Continuum percolation of randomly orientated congruent overlapping spherocylinders (composed of cylinder of height $H$ with semispheres of diameter $D$ at the ends) with aspect ratio $\alpha =H/D$ in $[0,\infty )$ is studied. The percolation threshold ${\varphi }_c$, percolation transition width Δ, and correlation-length critical exponent $\nu$ for spherocylinders with $\alpha$ in [0, 200] are determined with a high degree of accuracy via extensive finite-size scaling analysis. A generalized excluded-volume approximation for percolation threshold with an exponent explicitly depending on both aspect ratio and excluded volume for arbitrary $\alpha$ values in $[0,\infty )$ is proposed and shown to yield accurate predictions of ${\varphi }_c$ for an extremely wide range of $\alpha$ in [0, 2000] based on available numerical and experimental data. We find ${\varphi }_c$ is a universal monotonic decreasing function of $\alpha$ and is independent of the effective particle size. Our study has implications in percolation theory for nonspherical particles and composite material design.

Figure 1

(a) Realization of a congruent overlapping spherocylinder system with the aspect ratio of $\alpha =8$; (b) identification of a percolating cluster in the system.

Figure 2

Percolation probability $P$ for different sizes $L$ of cubic domain as a function of $\varphi$ for congruent overlapping spherocylinders. The parameters of the particles are $R_{\mathrm{eq}}=1.0$ and $\alpha =100.0$. The cubic symbols are MC simulation results and the lines are fitting results. The percolation probability curves for various $\alpha$ are displayed in Fig. 3.

Figure 3

Percolation probability $P(\varphi ,L)$ versus $\varphi$ for different $\alpha$ and system sizes of $L$. The cubic symbols are MC simulation results and the lines are fitting results.

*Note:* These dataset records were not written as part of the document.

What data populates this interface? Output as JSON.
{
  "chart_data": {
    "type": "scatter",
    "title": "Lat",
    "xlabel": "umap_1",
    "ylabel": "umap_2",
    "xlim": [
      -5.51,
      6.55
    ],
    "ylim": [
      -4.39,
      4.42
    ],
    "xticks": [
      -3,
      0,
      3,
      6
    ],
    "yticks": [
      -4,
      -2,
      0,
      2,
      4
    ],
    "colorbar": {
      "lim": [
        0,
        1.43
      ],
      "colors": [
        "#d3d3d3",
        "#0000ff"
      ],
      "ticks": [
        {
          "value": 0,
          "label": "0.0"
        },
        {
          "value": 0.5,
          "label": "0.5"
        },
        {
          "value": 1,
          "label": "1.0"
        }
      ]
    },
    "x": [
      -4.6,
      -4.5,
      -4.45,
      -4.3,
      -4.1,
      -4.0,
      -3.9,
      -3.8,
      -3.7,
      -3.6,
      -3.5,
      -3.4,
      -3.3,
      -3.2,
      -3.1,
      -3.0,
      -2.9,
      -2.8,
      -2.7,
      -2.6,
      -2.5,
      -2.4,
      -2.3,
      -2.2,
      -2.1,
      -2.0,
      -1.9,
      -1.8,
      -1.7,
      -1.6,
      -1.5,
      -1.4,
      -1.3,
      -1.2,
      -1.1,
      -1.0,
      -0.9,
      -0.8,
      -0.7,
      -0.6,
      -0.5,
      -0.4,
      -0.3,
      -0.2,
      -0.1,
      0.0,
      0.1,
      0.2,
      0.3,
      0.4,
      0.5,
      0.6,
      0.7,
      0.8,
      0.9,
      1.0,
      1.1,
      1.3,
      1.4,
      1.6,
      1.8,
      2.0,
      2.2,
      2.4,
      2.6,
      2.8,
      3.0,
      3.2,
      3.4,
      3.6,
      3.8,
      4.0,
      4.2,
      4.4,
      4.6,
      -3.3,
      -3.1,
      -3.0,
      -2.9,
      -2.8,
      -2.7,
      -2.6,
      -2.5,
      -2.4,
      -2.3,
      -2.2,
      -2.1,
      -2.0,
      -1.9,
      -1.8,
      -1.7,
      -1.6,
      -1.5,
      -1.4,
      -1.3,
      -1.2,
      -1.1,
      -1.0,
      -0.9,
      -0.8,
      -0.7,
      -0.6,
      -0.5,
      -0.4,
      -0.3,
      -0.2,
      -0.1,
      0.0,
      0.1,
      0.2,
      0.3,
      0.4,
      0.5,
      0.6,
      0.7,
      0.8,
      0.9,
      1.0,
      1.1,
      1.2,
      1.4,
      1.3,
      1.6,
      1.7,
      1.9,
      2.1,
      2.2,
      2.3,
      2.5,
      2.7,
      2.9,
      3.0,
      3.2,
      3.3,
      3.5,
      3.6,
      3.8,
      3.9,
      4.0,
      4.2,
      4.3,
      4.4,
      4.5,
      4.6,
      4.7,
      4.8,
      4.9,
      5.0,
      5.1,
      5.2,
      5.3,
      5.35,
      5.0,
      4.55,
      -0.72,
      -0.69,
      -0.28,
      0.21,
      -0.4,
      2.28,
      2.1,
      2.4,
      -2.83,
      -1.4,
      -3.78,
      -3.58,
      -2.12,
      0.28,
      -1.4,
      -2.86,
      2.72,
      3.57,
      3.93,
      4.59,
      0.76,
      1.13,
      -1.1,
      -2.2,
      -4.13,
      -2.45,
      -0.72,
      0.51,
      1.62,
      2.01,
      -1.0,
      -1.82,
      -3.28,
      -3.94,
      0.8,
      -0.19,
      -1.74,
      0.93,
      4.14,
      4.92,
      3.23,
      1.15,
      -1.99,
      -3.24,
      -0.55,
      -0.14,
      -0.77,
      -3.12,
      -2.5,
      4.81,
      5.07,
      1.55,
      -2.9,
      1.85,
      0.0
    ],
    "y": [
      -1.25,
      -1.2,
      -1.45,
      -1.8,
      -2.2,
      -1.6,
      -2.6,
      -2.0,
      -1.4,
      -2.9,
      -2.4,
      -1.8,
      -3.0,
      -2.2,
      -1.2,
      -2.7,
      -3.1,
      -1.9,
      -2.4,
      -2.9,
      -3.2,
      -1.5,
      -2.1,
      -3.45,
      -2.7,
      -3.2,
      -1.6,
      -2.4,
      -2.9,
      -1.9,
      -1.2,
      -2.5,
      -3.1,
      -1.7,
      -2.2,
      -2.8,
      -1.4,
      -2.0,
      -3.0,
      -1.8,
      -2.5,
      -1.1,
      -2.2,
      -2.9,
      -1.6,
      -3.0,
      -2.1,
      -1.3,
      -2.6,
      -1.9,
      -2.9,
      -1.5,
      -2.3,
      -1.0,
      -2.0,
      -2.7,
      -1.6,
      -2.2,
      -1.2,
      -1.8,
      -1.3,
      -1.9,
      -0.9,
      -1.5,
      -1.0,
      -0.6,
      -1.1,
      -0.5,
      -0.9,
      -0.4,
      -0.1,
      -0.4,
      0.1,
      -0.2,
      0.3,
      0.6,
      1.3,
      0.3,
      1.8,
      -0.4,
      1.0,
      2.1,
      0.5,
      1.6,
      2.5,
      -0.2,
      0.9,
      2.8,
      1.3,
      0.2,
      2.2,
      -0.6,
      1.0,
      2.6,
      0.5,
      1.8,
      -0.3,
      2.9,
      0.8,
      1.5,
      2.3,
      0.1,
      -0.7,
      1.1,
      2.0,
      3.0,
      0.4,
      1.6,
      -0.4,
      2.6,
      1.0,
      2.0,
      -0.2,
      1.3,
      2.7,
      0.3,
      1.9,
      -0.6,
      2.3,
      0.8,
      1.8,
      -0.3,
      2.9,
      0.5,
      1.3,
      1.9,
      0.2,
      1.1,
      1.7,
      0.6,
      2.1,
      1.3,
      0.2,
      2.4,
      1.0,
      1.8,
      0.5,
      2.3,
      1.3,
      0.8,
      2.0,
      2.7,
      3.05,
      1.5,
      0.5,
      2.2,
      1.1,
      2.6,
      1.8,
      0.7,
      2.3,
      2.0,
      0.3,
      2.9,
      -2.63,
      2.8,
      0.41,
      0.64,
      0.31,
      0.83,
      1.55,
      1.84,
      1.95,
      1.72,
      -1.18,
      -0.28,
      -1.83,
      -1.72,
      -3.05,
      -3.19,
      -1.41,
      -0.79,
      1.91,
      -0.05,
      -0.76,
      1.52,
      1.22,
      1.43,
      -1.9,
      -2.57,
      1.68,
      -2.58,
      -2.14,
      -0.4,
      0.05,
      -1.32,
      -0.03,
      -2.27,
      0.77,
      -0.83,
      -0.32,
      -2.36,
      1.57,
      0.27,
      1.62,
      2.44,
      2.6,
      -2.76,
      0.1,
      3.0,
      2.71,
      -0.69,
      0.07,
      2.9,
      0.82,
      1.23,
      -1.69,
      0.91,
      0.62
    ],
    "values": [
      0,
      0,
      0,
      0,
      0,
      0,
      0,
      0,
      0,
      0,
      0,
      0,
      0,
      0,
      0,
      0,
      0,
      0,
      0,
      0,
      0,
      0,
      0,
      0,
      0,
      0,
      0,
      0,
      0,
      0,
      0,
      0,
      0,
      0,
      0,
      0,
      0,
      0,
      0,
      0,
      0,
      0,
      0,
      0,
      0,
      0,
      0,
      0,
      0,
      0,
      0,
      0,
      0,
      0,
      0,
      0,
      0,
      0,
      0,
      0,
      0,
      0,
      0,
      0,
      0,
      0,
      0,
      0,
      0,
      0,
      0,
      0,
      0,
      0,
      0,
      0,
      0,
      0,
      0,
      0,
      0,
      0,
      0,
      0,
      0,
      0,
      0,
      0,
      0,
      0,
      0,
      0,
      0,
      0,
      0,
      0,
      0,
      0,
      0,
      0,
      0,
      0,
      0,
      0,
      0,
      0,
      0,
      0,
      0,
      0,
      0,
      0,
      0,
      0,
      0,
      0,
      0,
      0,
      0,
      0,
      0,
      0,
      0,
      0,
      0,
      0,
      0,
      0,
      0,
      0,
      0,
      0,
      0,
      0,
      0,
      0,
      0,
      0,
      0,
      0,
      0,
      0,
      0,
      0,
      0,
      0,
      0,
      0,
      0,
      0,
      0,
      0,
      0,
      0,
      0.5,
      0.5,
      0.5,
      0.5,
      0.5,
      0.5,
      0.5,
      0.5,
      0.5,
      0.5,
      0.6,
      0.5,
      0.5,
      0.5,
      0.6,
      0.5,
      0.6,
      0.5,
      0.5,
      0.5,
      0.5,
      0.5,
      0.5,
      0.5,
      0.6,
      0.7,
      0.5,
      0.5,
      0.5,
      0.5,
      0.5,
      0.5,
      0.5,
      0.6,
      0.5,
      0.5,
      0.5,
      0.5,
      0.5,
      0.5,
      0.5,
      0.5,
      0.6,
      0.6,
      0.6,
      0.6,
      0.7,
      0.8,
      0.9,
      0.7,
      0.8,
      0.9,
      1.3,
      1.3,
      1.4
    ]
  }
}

The parameters of the particles are $R_{\mathrm{eq}}=1.0$.

Figure 4

(a) The percolation transition width $\mathrm{\Delta }$ for different $\alpha$ as a function of system size $L$. (b) The effective percolation threshold ${\varphi }_c\left(L\right)$ for different $\alpha$ as a function of $L^{-1/\nu }$, with linear fits to the data.

Figure 5

The percolation threshold ${\varphi }_c$ for different $\alpha$. The cubic symbols are the present MC simulation results, the solid lines are theoretical bounds for the percolation threshold of congruent overlapping spherocylinders derived by Torquato and Jiao [16], and the dashed red line is the approximate solution for the percolation threshold reported by Chatterjee [11].

Figure 6

The effect of aspect ratios $\alpha$ on the exponent $C$ in the proposed theoretical model.

Figure 7

Comparisons of the proposed empirical approximation with (a) the numerical and experimental results from Mutiso and coworkers [36, 37], and with (b) the numerical results from Schilling et al. [19].

Figure 8

Percolation probability $P(\varphi ,L)$ versus $\varphi$ for different $R_{\mathrm{eq}}$ and system sizes of $L$. The parameters of the particles are $\alpha =8.0$.

Figure 9

The effective percolation threshold ${\varphi }_c\left(L\right)$ as a function of $L^{-1/\nu }$ for different $R_{\mathrm{eq}}$, with accompanying linear fits to the data.